Kierowca peugeota chciał dziś przed południem „dać nauczkę” innemu kierowcy. Rozbił dwa samochody.
Do wypadku doszło przed godziną 10 na Trasie Toruńskiej tuż za wiaduktem na Głębockiej (w kierunku Marek). O szczegółach kraksy informuje serwis gazeta.pl:
„Kierujący niebieskim Peugeotem z jakichś powodów zdenerwował się na kierującą srebrnym oplem. Postanowił jej >dać nauczkę< i postraszyć wykonując na drodze gwałtowny manewr. Doszło do zderzenia dwóch pojazdów, Peugeotem zarzuciło i uderzył w barierki energochłonne całkowicie rozbijając przód auta” – informuje gazeta.pl
Nikt nie został ranny, ale przez długi czas aż dwa z trzech pasów w stronę Marek były nieprzejezdne.
Redakcja targowek.to serdecznie pozdrawia kierującego peugeotem i życzy mu miłego klepania samochodu. Oby rachunek z warsztatu był jak najwyższy.
pewnie jakiś WWL – to „miszcze” kierownicy
WWL – ta rejestracja mówi wszystko,złodzieje,dilerzy,cwaniaczki
A ja to widziałem.

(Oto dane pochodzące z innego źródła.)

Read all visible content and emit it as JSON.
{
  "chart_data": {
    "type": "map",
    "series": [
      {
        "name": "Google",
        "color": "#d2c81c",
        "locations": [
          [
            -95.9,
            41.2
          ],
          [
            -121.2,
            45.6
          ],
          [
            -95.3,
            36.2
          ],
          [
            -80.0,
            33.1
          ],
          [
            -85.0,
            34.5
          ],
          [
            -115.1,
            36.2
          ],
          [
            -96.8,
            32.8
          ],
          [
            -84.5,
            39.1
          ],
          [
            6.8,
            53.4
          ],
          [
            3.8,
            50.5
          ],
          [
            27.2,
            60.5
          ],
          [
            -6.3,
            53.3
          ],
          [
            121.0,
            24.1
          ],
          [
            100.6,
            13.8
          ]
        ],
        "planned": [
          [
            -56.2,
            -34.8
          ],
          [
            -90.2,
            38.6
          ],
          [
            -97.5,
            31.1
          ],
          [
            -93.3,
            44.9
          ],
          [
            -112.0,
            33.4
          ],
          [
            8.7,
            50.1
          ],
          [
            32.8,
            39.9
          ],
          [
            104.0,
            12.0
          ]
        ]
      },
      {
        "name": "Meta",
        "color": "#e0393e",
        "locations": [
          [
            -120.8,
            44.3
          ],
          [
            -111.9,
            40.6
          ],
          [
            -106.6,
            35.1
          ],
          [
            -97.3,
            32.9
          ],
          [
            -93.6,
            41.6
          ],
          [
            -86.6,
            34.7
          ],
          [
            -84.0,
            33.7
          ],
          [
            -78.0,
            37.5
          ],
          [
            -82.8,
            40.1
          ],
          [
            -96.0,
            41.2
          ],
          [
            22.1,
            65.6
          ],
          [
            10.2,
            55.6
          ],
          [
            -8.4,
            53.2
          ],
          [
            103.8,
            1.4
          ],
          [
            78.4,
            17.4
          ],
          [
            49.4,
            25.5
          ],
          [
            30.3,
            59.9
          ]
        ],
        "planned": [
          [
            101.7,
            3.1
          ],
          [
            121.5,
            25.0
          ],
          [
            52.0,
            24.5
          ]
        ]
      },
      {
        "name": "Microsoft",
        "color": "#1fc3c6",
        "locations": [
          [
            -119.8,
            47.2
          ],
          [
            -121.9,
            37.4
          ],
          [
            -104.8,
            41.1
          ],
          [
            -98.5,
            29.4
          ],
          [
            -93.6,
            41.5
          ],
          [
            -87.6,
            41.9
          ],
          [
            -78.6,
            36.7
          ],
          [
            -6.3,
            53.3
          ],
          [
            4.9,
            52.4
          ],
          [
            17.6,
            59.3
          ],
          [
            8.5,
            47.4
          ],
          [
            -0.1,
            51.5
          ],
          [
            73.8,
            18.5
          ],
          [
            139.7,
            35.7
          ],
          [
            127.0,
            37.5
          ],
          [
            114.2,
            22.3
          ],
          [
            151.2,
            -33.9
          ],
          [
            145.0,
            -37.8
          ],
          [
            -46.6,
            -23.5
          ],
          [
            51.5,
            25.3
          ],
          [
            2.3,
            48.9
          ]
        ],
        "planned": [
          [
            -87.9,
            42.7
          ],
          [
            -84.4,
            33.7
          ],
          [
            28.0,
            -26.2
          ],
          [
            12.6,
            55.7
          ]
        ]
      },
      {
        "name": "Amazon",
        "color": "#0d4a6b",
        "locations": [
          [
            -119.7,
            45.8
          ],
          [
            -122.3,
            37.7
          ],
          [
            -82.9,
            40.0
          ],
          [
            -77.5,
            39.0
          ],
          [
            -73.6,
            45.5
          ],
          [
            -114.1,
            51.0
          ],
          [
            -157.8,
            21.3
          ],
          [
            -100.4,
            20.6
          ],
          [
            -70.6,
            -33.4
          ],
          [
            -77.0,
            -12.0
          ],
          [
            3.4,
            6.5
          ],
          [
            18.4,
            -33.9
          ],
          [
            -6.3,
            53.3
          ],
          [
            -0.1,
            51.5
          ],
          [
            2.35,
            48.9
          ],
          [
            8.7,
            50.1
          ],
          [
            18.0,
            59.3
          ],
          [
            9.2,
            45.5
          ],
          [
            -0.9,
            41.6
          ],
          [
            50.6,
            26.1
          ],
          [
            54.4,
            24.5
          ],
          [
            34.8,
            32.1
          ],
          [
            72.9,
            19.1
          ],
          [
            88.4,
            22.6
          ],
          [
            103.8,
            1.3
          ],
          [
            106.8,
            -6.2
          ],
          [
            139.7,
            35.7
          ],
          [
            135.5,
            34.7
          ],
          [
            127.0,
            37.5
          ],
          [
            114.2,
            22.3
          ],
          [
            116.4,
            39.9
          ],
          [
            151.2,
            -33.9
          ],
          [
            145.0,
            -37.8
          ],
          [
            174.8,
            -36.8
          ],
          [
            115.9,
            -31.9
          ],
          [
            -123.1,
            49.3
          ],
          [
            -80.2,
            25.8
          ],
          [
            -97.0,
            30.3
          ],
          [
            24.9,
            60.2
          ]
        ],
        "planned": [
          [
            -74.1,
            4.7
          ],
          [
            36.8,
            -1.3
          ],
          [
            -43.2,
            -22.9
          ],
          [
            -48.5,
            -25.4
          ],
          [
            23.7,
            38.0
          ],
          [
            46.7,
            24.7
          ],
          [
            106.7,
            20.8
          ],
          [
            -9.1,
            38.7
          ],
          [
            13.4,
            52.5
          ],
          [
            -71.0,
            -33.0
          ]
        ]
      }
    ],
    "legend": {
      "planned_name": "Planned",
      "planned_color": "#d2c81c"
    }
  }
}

Peugeot miał tablice o wyróżniku WJ… czyli z Targówka. A Henryk i Gosia lekko się rumienią ze wstydu i „pewnie” myślą jak się odgryźć (oczywiście pod zmienionymi nickami, żeby nie wyjść na słabeuszy).
Było inaczej- to był kark z Tłuszcza, w skradzionym kiedyś aucie na Targówku. I dlatego WJ.